KM implementation case study – Texas instruments

This is a Knowledge Management story from the early days – about 20 years ago – but is interesting because although it was an old-style approach, it worked and delivered huge value.

Texas instruments calculator, image from wikimedia commons

In 1994, the CEO of Texas Instruments, Jerry Junkins, gave is organisation an ultimatum. “We can not tolerate having world-class performance right next to mediocre performance simply because we don’t have a method to implement best practices.” The response to this was the development of an Office of Best Practices.

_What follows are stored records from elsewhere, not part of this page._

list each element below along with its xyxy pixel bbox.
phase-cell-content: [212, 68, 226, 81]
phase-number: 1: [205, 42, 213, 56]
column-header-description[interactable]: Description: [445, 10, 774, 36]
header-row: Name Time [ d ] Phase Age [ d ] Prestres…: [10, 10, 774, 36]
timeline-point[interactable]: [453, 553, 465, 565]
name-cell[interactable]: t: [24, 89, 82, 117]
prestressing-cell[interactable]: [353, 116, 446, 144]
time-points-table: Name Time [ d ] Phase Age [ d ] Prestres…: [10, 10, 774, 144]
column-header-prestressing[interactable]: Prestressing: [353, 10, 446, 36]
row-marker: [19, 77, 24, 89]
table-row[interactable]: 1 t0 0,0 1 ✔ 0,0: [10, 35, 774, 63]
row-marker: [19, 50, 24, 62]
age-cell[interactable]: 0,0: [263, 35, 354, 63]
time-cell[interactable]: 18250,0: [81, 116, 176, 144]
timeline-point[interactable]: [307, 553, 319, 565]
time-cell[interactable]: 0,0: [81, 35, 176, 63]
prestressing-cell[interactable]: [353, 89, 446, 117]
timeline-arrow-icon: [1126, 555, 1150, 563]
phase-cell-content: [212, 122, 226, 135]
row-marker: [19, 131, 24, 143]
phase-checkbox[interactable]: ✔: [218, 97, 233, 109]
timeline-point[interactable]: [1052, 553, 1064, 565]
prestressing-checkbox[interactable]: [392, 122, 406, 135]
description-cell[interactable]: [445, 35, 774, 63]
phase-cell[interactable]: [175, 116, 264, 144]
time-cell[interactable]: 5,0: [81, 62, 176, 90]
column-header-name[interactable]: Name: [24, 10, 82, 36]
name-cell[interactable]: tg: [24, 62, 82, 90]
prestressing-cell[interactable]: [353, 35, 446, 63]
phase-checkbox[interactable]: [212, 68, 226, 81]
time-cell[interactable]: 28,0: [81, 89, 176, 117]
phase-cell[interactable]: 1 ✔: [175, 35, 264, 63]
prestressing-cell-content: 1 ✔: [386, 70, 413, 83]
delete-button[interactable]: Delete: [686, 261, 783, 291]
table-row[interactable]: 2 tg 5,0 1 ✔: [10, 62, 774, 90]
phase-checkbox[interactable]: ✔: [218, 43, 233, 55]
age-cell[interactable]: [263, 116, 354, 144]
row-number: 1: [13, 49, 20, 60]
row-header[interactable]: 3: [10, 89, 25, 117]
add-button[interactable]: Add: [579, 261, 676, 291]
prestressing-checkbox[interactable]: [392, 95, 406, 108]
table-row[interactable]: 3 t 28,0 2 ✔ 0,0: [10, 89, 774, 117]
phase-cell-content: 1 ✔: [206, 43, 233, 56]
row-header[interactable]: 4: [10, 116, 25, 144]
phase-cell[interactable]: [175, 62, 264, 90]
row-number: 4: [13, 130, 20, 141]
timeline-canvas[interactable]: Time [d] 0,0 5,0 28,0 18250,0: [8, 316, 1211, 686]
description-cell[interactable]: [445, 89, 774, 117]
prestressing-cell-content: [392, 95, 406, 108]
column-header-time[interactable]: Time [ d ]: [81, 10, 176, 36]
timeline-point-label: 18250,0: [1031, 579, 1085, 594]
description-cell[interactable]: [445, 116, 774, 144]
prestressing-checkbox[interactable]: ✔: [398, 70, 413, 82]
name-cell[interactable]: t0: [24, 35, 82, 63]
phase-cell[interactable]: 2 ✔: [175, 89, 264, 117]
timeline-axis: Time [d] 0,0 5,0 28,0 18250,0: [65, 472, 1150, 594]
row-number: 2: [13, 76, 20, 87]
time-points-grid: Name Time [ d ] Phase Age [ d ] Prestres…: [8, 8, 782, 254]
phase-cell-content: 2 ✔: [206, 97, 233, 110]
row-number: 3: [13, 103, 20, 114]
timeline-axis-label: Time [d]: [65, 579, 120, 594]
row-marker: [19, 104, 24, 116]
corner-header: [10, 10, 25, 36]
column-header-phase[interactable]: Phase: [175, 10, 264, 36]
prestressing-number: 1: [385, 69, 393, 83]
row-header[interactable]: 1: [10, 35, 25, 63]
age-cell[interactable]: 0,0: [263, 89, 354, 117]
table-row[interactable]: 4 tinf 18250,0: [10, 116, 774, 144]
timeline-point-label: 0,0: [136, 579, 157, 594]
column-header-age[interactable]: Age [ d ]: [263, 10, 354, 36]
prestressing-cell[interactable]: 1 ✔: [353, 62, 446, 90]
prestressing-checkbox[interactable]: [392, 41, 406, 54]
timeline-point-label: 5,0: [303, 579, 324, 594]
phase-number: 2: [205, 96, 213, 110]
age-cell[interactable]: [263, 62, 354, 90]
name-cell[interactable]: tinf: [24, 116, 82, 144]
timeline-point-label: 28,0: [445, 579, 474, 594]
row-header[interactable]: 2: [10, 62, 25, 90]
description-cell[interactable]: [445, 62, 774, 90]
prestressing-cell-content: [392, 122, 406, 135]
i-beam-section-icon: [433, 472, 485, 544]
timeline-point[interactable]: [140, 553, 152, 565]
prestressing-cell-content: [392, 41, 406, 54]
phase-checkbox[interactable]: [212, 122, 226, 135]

The TI approach, based around the Best Practices office, had a number of elements:

1) A network of about 150 Best Practice Sharing Facilitators around the business. These were ‘knowledge brokers’ who:

  • collected best practice from a number of sources 
  • distilled information on these into more formal best practice documents that can be shared to close gaps. They document just enough to be a useful pointer to the appropriate contact or to further information. 
  • sought out and documented best practices in their part of the business 
  • distributed and promoted the use of best practice sharing across their part of the business 

 2) 2-3 people in the centre to manage the network
 3) a best practice knowledge base structured around a set of Generic Process Definitions.   Any new distilled best practice were put into this database under one of these processes. People can then easily find good practice for any particular business process.

In addition to the formal database, they made use of a more loosely structured Intranet for more informal sharing. This was one of the sources used by the network of facilitators for identifying new best practice.

They claim to have saved $0.5 billion just on following best practice in the fabrication plants.

The approach they took to introducing this is interesting.

  1. they started off with a ‘Year of Supply’, where they concentrated on identifying, distilling and documenting good practice. 
  2. they then had a ‘Year of Demand’, where the focus was on getting people to use these practices, and identifying gaps where people were looking for best practice but not finding it. 

TI also took incentivization seriously. Their approach was to link best practice sharing to bonus payments, where best practice sharing was measured using evidence of supplying examples of best practice, running learning workshops, etc. They concluded early on that it was important to reward behaviour not value – they felt that if they tried to base rewards on the value added by sharing this would kill the initiative.